Effects of Chronic Renal Failure on the Pharmacokinetics of Ruboxistaurin and its Active Metabolite 338522
Ruboxistaurin, a specific inhibitor of the ′1 and ′2 isoforms of protein kinase C, is currently in clinical development for the treatment of several diabetic microvascular complications. The major metabolite, N-desmethyl ruboxistaurin (metabolite 338522), is equipotent in its inhibitory activity. The elimination of ruboxistaurin and its metabolites is primarily through bile and the faecal route, with urinary excretion constituting only a minor route.
To assess the effects of chronic renal insufficiency on the pharmacokinetics of ruboxistaurin and metabolite 338522.

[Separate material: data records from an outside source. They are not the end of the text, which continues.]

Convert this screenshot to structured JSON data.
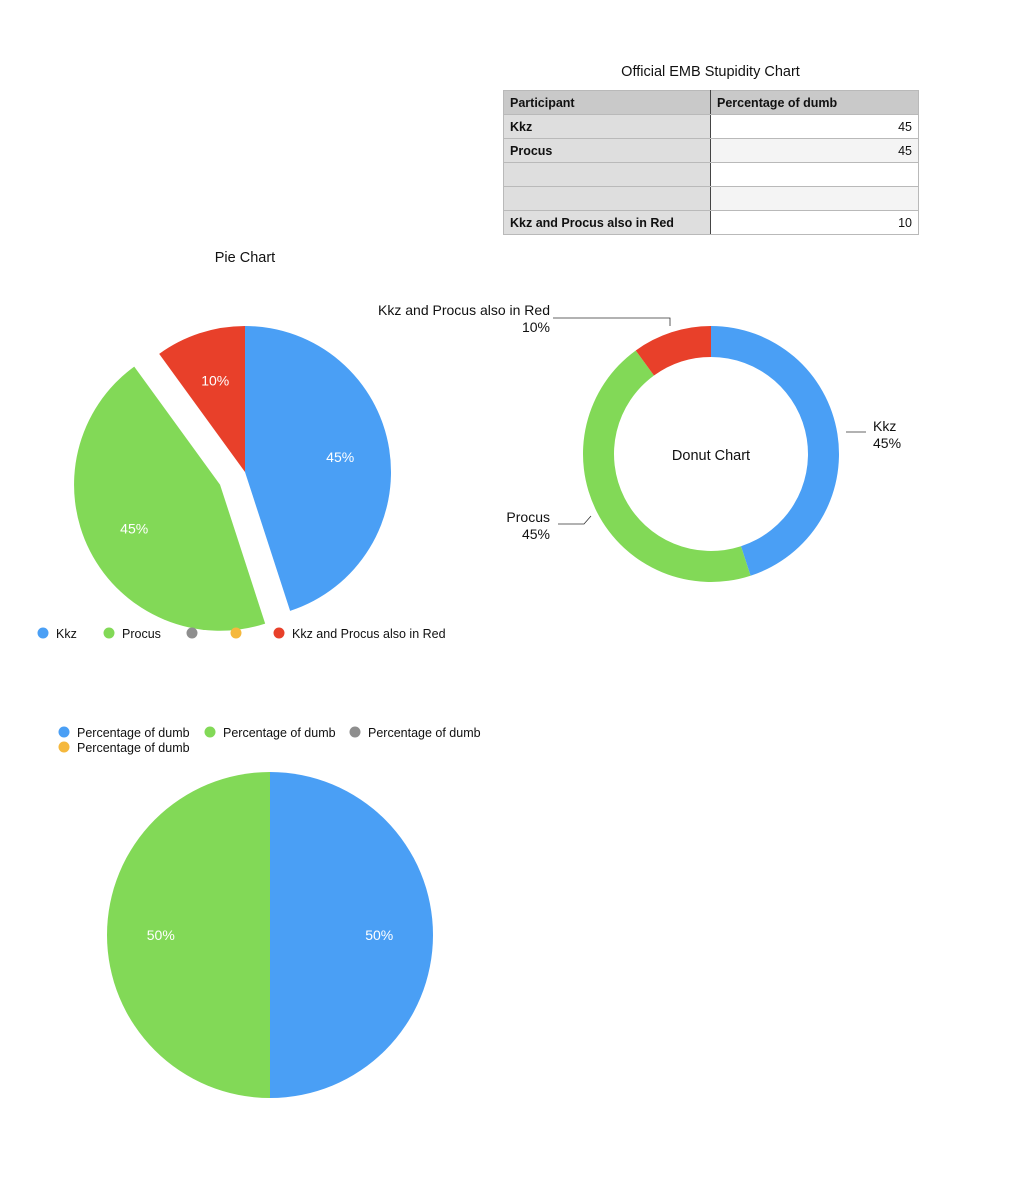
{
  "table": {
    "title": "Official EMB Stupidity Chart",
    "headers": [
      "Participant",
      "Percentage of dumb"
    ],
    "rows": [
      {
        "label": "Kkz",
        "value": "45"
      },
      {
        "label": "Procus",
        "value": "45"
      },
      {
        "label": "",
        "value": ""
      },
      {
        "label": "",
        "value": ""
      },
      {
        "label": "Kkz and Procus also in Red",
        "value": "10"
      }
    ]
  },
  "chart_data": [
    {
      "type": "pie",
      "title": "Pie Chart",
      "categories": [
        "Kkz",
        "Procus",
        "",
        "",
        "Kkz and Procus also in Red"
      ],
      "values": [
        45,
        45,
        0,
        0,
        10
      ],
      "data_labels": [
        "45%",
        "45%",
        "",
        "",
        "10%"
      ],
      "colors": [
        "#4a9ff5",
        "#82d957",
        "#8e8e8e",
        "#f5b83d",
        "#e8402a"
      ],
      "exploded": "Procus",
      "legend_position": "bottom"
    },
    {
      "type": "pie",
      "subtype": "donut",
      "title": "Donut Chart",
      "categories": [
        "Kkz",
        "Procus",
        "Kkz and Procus also in Red"
      ],
      "values": [
        45,
        45,
        10
      ],
      "data_labels": [
        "45%",
        "45%",
        "10%"
      ],
      "colors": [
        "#4a9ff5",
        "#82d957",
        "#e8402a"
      ]
    },
    {
      "type": "pie",
      "categories": [
        "Percentage of dumb",
        "Percentage of dumb",
        "Percentage of dumb",
        "Percentage of dumb"
      ],
      "values": [
        50,
        50,
        0,
        0
      ],
      "data_labels": [
        "50%",
        "50%",
        "",
        ""
      ],
      "colors": [
        "#4a9ff5",
        "#82d957",
        "#8e8e8e",
        "#f5b83d"
      ],
      "legend_position": "top"
    }
  ]
}
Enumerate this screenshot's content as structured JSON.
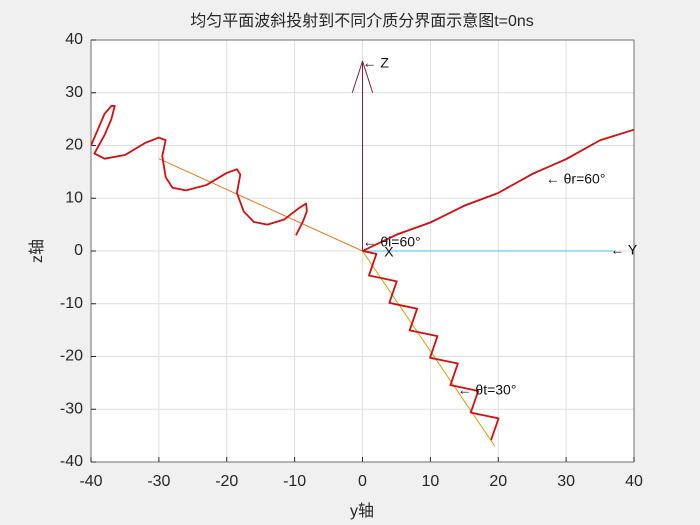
{
  "chart_data": {
    "type": "line",
    "title": "均匀平面波斜投射到不同介质分界面示意图t=0ns",
    "x_label": "y轴",
    "y_label": "z轴",
    "xlim": [
      -40,
      40
    ],
    "ylim": [
      -40,
      40
    ],
    "xticks": [
      -40,
      -30,
      -20,
      -10,
      0,
      10,
      20,
      30,
      40
    ],
    "yticks": [
      -40,
      -30,
      -20,
      -10,
      0,
      10,
      20,
      30,
      40
    ],
    "grid": true,
    "series": [
      {
        "color": "#e07b2a",
        "x": [
          -30,
          0
        ],
        "y": [
          17.5,
          0
        ]
      },
      {
        "color": "#d4a017",
        "x": [
          0,
          19.5
        ],
        "y": [
          0,
          -37
        ]
      },
      {
        "color": "#4dbeee",
        "x": [
          0,
          37
        ],
        "y": [
          0,
          0
        ]
      },
      {
        "color": "#7e1e3e",
        "x": [
          0,
          0
        ],
        "y": [
          0,
          36
        ]
      },
      {
        "color": "#7e1e3e",
        "x": [
          -1.5,
          0,
          1.5
        ],
        "y": [
          30,
          36,
          30
        ]
      },
      {
        "color": "#3040c0",
        "x": [
          0,
          5,
          10,
          15,
          20,
          25,
          30,
          35,
          40
        ],
        "y": [
          0,
          3,
          5.5,
          8.5,
          11,
          14.5,
          17.5,
          21,
          23
        ]
      },
      {
        "color": "#d01010",
        "x": [
          0,
          5,
          10,
          15,
          20,
          25,
          30,
          35,
          40
        ],
        "y": [
          0,
          3.1,
          5.4,
          8.6,
          11,
          14.6,
          17.4,
          21,
          23
        ]
      },
      {
        "color": "#d01010",
        "x": [
          -40,
          -39,
          -38,
          -37,
          -36.5,
          -37,
          -38,
          -39.5,
          -38,
          -35,
          -32,
          -30,
          -29,
          -29.5,
          -29,
          -28,
          -26,
          -23,
          -20,
          -18.5,
          -18,
          -18.5,
          -17.5,
          -16,
          -14,
          -11.5,
          -9.5,
          -8.3,
          -8.2,
          -8.8,
          -9.8
        ],
        "y": [
          20,
          23,
          26,
          27.5,
          27.5,
          25,
          22,
          18.5,
          17.5,
          18.2,
          20.5,
          21.5,
          21,
          18,
          14,
          12,
          11.5,
          12.5,
          14.8,
          15.5,
          14.5,
          11,
          7.5,
          5.5,
          5,
          6,
          8,
          9,
          7.5,
          5.5,
          3
        ]
      },
      {
        "color": "#d01010",
        "x": [
          0,
          2.05,
          1.5,
          0.95,
          3,
          5.05,
          4.5,
          3.95,
          6,
          8.05,
          7.5,
          6.95,
          9,
          11.05,
          10.5,
          9.95,
          12,
          14.05,
          13.5,
          12.95,
          15,
          17.05,
          16.5,
          15.95,
          18,
          20.05,
          19.5,
          18.95
        ],
        "y": [
          0,
          -0.55,
          -2.6,
          -4.65,
          -5.2,
          -5.75,
          -7.79,
          -9.84,
          -10.39,
          -10.94,
          -12.99,
          -15.04,
          -15.59,
          -16.14,
          -18.19,
          -20.24,
          -20.78,
          -21.33,
          -23.38,
          -25.43,
          -25.98,
          -26.53,
          -28.58,
          -30.63,
          -31.18,
          -31.73,
          -33.77,
          -35.82
        ]
      }
    ],
    "annotations": [
      {
        "text": "← Z",
        "x": 0,
        "y": 35.5
      },
      {
        "text": "← Y",
        "x": 36.5,
        "y": 0
      },
      {
        "text": "X",
        "x": 3.2,
        "y": -0.3
      },
      {
        "text": "← θi=60°",
        "x": 0,
        "y": 1.6
      },
      {
        "text": "← θr=60°",
        "x": 27,
        "y": 13.5
      },
      {
        "text": "← θt=30°",
        "x": 14,
        "y": -26.5
      }
    ]
  }
}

Six healthy subjects (creatinine clearance >80 mL/min/1.73m2) and six end-stage renal disease (ESRD) subjects requiring long-term haemodialysis were studied. All subjects received a single oral dose of ruboxistaurin 32mg followed by serial blood sampling up to 72 hours. ESRD subjects underwent haemodialysis approximately 58 hours after dosing, with blood samples obtained immediately before and after dialysis.

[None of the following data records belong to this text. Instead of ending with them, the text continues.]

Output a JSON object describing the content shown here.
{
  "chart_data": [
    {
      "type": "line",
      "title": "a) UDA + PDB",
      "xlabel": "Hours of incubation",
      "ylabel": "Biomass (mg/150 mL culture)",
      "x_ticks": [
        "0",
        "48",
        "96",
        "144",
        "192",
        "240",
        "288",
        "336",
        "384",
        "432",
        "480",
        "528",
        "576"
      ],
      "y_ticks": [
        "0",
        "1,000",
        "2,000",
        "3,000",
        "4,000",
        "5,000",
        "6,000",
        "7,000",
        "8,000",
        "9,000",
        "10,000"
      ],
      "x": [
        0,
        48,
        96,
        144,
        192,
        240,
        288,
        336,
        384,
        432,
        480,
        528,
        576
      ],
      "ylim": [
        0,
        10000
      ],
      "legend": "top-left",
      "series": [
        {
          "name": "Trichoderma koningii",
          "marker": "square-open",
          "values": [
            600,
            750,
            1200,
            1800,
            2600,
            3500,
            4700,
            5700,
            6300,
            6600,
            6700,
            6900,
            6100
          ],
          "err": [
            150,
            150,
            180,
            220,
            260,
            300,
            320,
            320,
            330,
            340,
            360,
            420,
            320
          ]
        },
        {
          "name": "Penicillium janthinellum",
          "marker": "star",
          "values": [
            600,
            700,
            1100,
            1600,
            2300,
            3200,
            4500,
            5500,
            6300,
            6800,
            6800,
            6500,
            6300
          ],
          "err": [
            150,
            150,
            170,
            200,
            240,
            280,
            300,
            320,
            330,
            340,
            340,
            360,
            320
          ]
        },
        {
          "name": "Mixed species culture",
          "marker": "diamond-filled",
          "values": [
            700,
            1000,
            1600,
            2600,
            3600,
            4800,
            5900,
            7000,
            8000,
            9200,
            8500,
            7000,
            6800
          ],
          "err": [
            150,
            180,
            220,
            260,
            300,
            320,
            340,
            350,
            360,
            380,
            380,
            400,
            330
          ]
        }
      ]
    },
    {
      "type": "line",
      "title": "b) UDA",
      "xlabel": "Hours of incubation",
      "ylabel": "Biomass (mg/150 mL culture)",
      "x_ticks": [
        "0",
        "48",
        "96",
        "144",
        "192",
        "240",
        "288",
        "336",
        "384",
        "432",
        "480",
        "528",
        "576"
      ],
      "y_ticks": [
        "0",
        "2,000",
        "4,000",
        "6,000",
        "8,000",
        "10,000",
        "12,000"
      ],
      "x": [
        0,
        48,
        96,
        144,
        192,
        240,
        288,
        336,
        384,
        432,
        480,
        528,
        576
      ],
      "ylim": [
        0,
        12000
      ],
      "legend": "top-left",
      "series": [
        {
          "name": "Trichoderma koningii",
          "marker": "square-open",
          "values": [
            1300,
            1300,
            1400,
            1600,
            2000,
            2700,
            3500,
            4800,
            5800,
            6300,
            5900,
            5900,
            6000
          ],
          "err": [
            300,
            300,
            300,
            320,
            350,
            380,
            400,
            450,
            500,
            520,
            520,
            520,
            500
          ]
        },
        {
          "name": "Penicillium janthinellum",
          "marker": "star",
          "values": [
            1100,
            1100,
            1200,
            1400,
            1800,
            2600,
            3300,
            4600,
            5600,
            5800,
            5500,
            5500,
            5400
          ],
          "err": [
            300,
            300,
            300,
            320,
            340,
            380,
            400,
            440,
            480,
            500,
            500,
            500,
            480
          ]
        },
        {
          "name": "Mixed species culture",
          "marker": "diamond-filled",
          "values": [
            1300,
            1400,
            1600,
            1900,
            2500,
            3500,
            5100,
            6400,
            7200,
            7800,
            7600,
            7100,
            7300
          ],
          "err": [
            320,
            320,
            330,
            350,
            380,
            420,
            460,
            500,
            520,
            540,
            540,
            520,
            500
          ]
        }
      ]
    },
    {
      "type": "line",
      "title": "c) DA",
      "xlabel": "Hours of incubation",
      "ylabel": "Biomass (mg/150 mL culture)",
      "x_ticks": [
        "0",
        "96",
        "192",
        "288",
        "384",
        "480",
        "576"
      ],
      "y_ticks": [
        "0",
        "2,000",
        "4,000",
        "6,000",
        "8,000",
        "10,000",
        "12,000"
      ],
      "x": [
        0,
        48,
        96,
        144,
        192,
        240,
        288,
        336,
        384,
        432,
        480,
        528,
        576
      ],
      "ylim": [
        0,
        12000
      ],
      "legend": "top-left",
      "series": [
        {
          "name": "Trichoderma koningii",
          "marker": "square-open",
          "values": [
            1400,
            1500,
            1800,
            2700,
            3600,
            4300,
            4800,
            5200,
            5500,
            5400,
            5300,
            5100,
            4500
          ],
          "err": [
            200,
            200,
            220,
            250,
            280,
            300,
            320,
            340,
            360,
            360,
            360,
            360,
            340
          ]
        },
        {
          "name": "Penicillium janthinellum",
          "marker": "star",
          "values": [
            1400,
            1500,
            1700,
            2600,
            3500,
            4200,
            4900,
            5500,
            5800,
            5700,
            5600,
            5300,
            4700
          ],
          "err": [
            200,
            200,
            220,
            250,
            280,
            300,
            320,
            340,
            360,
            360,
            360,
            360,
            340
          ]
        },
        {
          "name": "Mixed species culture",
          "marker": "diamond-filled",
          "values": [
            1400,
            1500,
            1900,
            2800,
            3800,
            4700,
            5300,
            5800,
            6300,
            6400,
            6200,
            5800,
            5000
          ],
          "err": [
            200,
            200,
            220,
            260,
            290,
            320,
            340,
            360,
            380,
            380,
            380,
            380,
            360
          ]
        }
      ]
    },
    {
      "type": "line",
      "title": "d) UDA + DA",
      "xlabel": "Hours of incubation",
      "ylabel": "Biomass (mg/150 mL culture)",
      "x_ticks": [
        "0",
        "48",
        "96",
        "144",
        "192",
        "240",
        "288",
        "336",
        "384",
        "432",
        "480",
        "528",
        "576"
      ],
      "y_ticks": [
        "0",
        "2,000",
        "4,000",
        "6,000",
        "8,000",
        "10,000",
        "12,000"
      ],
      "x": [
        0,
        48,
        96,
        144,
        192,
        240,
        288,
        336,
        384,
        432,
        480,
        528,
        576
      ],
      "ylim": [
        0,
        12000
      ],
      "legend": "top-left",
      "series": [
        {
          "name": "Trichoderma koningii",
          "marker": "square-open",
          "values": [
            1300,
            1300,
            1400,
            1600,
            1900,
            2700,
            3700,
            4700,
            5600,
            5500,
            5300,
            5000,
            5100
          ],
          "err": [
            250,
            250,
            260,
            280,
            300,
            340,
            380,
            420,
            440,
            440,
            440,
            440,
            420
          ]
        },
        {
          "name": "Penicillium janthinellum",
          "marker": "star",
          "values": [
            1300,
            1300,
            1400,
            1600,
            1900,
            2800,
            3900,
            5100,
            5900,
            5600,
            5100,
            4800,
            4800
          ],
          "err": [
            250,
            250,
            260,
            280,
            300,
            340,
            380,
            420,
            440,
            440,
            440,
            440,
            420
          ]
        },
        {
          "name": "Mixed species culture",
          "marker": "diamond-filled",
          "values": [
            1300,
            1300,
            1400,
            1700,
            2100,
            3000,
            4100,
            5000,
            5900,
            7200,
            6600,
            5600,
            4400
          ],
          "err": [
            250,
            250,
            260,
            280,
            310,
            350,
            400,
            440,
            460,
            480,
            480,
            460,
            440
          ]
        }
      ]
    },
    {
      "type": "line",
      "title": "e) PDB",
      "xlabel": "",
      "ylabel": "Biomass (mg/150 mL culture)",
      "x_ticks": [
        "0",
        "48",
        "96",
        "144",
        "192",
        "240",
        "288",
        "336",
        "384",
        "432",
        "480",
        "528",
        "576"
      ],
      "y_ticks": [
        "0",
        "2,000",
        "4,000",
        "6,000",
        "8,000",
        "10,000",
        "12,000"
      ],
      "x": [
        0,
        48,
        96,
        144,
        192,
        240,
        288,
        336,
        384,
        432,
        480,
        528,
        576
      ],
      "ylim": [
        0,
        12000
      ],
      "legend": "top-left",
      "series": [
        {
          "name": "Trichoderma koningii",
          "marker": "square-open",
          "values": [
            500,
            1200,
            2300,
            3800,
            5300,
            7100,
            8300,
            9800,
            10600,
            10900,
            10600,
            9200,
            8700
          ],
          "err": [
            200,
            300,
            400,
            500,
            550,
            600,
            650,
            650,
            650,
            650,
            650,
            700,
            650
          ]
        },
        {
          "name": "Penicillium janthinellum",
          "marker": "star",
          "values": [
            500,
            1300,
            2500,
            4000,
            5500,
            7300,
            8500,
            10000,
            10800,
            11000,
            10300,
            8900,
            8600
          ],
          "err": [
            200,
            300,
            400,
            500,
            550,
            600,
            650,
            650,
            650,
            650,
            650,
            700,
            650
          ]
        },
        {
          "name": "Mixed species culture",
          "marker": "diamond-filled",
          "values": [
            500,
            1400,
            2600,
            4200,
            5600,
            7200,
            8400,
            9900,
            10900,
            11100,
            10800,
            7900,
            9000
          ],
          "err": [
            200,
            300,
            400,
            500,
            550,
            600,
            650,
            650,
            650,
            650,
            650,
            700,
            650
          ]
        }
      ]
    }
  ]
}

No differences were observed in the pharmacokinetic parameters (area under the plasma concentration-time curve from time zero to infinity [AUCα], maximum plasma concentration [Cmax] and elimination half-life [t1/2]) of ruboxistaurin and metabolite 338522 between healthy and ESRD subjects Plasma concentrations of ruboxistaurin were below the lower limit of quantification by the time of haemodialysis. The predicted post-dialysis plasma concentrations of metabolite 338522 were not statistically different from the observed values (p = 0.163). Ruboxistaurin was well tolerated in both groups of subjects.
These results indicate that the kidney is not an important route of metabolism or excretion for ruboxistaurin and metabolite 338522. Based on the pharmacokinetic and tolerability findings, no formal dosage adjustment of ruboxistaurin should be required for patients with any degree of renal impairment who are undergoing haemodialysis.
This study was financially supported by Eli Lilly and Company, Indianapolis, IN, USA. With the exception of Dr Lau, all authors are employees of Eli Lilly and Company.